The premise is pure kitsch.  And the show would probably be receiving higher ratings if it went for camp.  Instead, it features writing and acting that is so beyond the cheesy premise.  Michael Rapaport is probably giving the finest performance of his career as mobster Moretti that we think has been rubbed out until we find out he staged his death as part of his plan to take down the don.  That would be William Forsythe's Constantine Alexander.  Forsythe is giving a first rate performance, all surface sheen and sweetness covering a very angry and hateful core.

The cast really is something especially Floriana Lima and Wendy Makkena.  The glue holding it all together is Spiro.  All the hopes critics wrongly pinned on Mamie Gummer when Emily Owens, M.D. was announced are being met by Spiro. 

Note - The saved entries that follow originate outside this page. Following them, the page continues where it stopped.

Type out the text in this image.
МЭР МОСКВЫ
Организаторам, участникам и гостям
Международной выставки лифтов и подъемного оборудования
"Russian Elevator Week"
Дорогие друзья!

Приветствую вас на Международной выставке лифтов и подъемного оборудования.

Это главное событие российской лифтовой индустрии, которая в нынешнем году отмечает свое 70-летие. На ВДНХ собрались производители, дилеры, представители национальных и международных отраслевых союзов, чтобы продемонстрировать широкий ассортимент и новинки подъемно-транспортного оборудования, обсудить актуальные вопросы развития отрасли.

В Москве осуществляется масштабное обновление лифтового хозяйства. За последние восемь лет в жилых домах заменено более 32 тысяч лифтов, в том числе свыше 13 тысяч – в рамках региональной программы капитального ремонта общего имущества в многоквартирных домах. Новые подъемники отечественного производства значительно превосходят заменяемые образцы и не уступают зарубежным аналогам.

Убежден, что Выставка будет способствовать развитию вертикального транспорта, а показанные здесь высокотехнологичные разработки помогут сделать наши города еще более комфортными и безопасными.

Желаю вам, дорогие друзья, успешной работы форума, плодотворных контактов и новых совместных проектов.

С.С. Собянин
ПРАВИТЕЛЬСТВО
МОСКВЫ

And, to a degree, it's those early hopes that keep Emily Owens, M.D. from receiving the scorn its earned.  Because of the 'pedigree' of the lead, they refuse to believe their own eyes and ears about just how awful this show is.  As one endless voice over after another from Gummer steps on lines of other characters, as each camera set up fails at its intent to reassure audiences of how enchanting and Calista Lockhart-like Gummer is, as she apes her mother -- especially with regards to Meryl's line readings in Death Becomes Her, critics keep pretending that this really isn't that bad.

It's worse than bad.

Meryl Streep became a celebrated actress because she was an original.  Mamie Gummer was always going to have her mother's looks but that didn't mean she had to copy her mother's acting.

Some will argue that if you're going to copy, copy the best.

Not when you look like her.

When you look like Meryl and you copy Meryl, you just remind everyone that there's only one Meryl.

Kate Hudson and Goldie Hawn have many similarities in looks (and Hudson could look even more like her mother if she wanted to via make up and hair styles).  But Hudson earned her own way with  her acting.  She is not a copy -- pale or brilliant -- of her mother.  She is a strong actress in her own right.  Jane Fonda looked incredibly like her father Henry but her acting was all her own.  Time and again, the daughters of actors that make a career for themselves do it not by aping their parents mannerisms and vocal inflections but by being their own person.  For the most extreme example of that, look at Jayne Mansfield who was a delightful screen confection and Mariska Hargitay who has instead gone a grittier, more dramatic route.

If Mamie Gummer were 21, we probably would be softening the above.  But she's 29.  She's getting too old for movie stardom.  (With the exception of Sharon Stone, most film actresses find stardom in their 20s.)  She can still go for it.   And/or/both TV stardom as well.  But for any of that to happen, she's going to have to find what makes her special, what makes her unique.

And at 29, not only should she know that, so should the critics.  Instead of voicing that, though,  it's so much easier for them to attack something called Mob Doctor.  It's a shame Mob Doctor airs on Fox and not on HBO or Showtime. If it aired on one of the cable biggies, people might be noticing its unique look -- this is a show far beyond the standard basic camera set up of TV land.  And, on cable, they'd treat the premise as a wink-wink to the audiences and give it cachet.  Most of all, they'd be in love with the cast. 

If Spiro's made a mistake it's in failing to grasp what Cher did when she was desperate to break into movies.  As much as she wanted to be an actress, she knew she'd never be taken seriously in or get praise for something called The Fish That Saved Pittsburgh.  Cher 's always understood the limitations of critics.